No Congresso, as despesas e renúncias de
receitas tendem a crescer. O relator da proposta do Orçamento, senador Marcelo
Castro (MDB-PI), já indicou que quer ampliar o reajuste do funcionalismo do
Executivo e aprovar a correção da tabela do Imposto de Renda. O objetivo, no
caso do funcionalismo, é equiparar o reajuste ao do Judiciário, que vai receber
9% em 2023 e 9% em 2024.
O próprio governo procurou queimar, no
Orçamento, qualquer excesso de superávit primário em relação à meta de R$ 65,9
bilhões definida na Lei de Diretrizes Orçamentárias (LDO). A mensagem do
Executivo reserva R$ 52,9 bilhões para a manutenção dos cortes de impostos
incidentes nos combustíveis, numa tentativa de segurar o aumento da inflação
esperada para o começo do ano que vem, quando esse benefício tributário deveria
expirar. Será um alívio temporário, porém, que não reduz o desafio do Banco
Central para colocar a inflação dentro das metas.

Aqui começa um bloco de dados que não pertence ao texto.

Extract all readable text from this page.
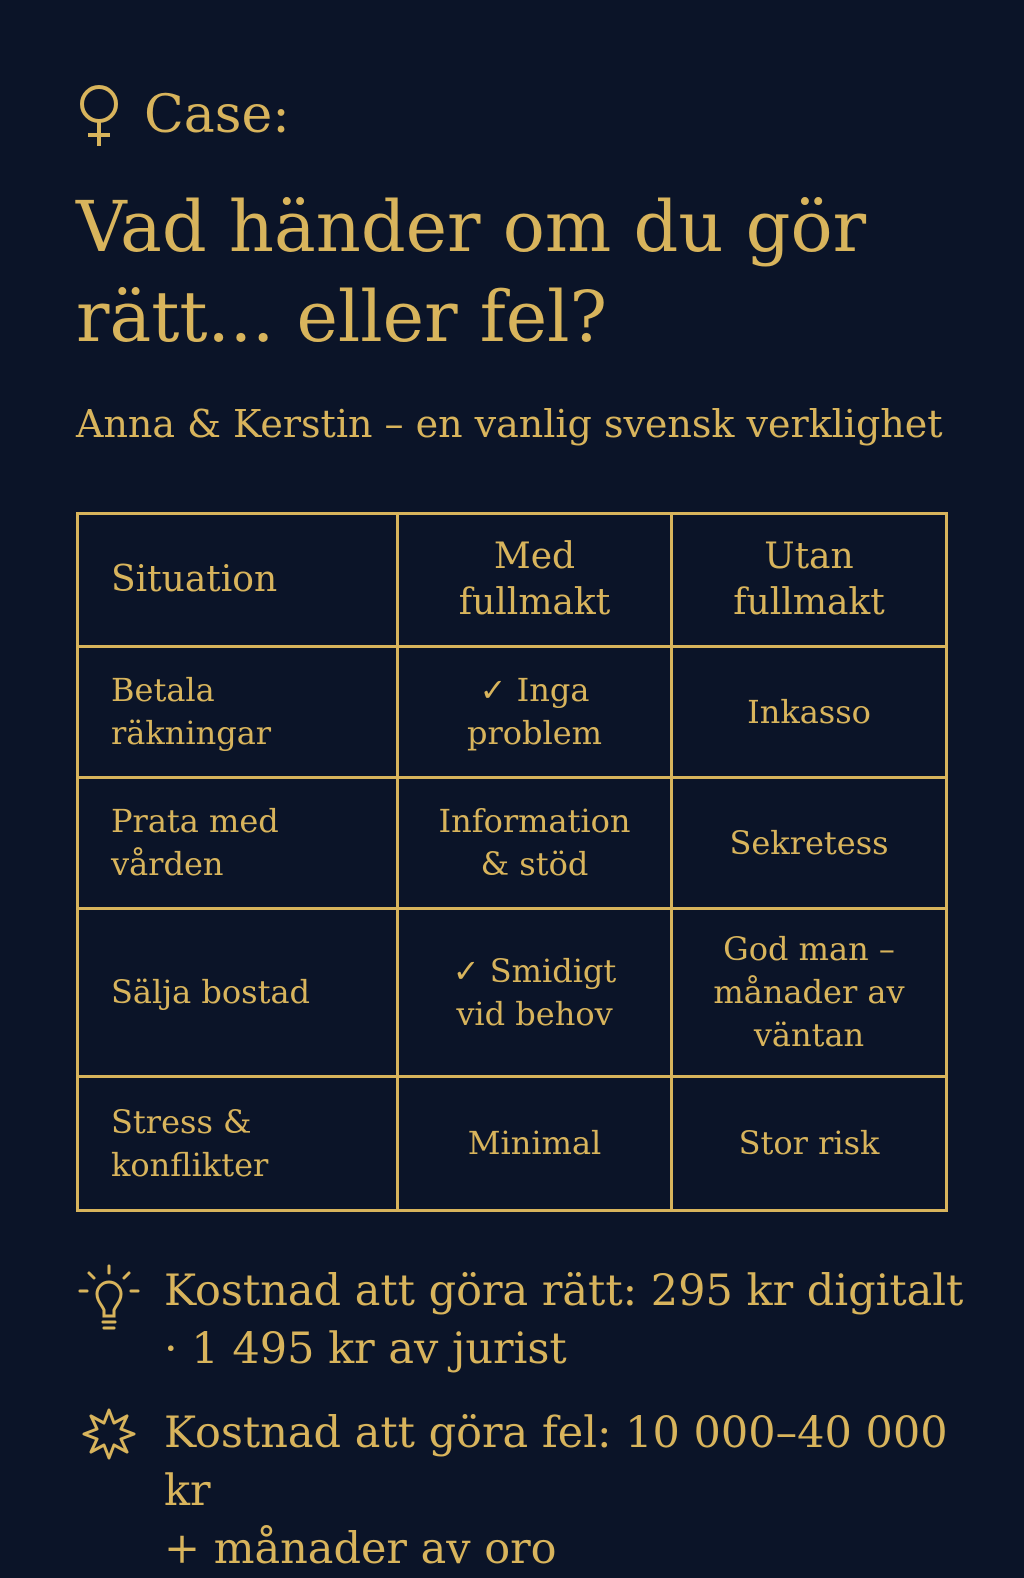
Case:
Vad händer om du gör
rätt... eller fel?
Anna & Kerstin – en vanlig svensk verklighet
Situation
Med
fullmakt
Utan
fullmakt
Betala räkningar
✓ Inga
problem
Inkasso
Prata med
vården
Information
& stöd
Sekretess
Sälja bostad
✓ Smidigt
vid behov
God man –
månader av
väntan
Stress &
konflikter
Minimal	Stor risk
Kostnad att göra rätt: 295 kr digitalt
· 1 495 kr av jurist
Kostnad att göra fel: 10 000–40 000 kr
+ månader av oro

Nos últimos anos, o governo destruiu o teto
de gastos, mas alegava que, no curto prazo, a execução fiscal ia bem. O
Orçamento de 2023 expõe o quanto essa melhora era ilusória. Agora, os dados do
dia a dia tendem a voltar ao terreno negativo, sem uma âncora fiscal que ajude
a coordenar as expectativas em torno do ajuste de médio prazo.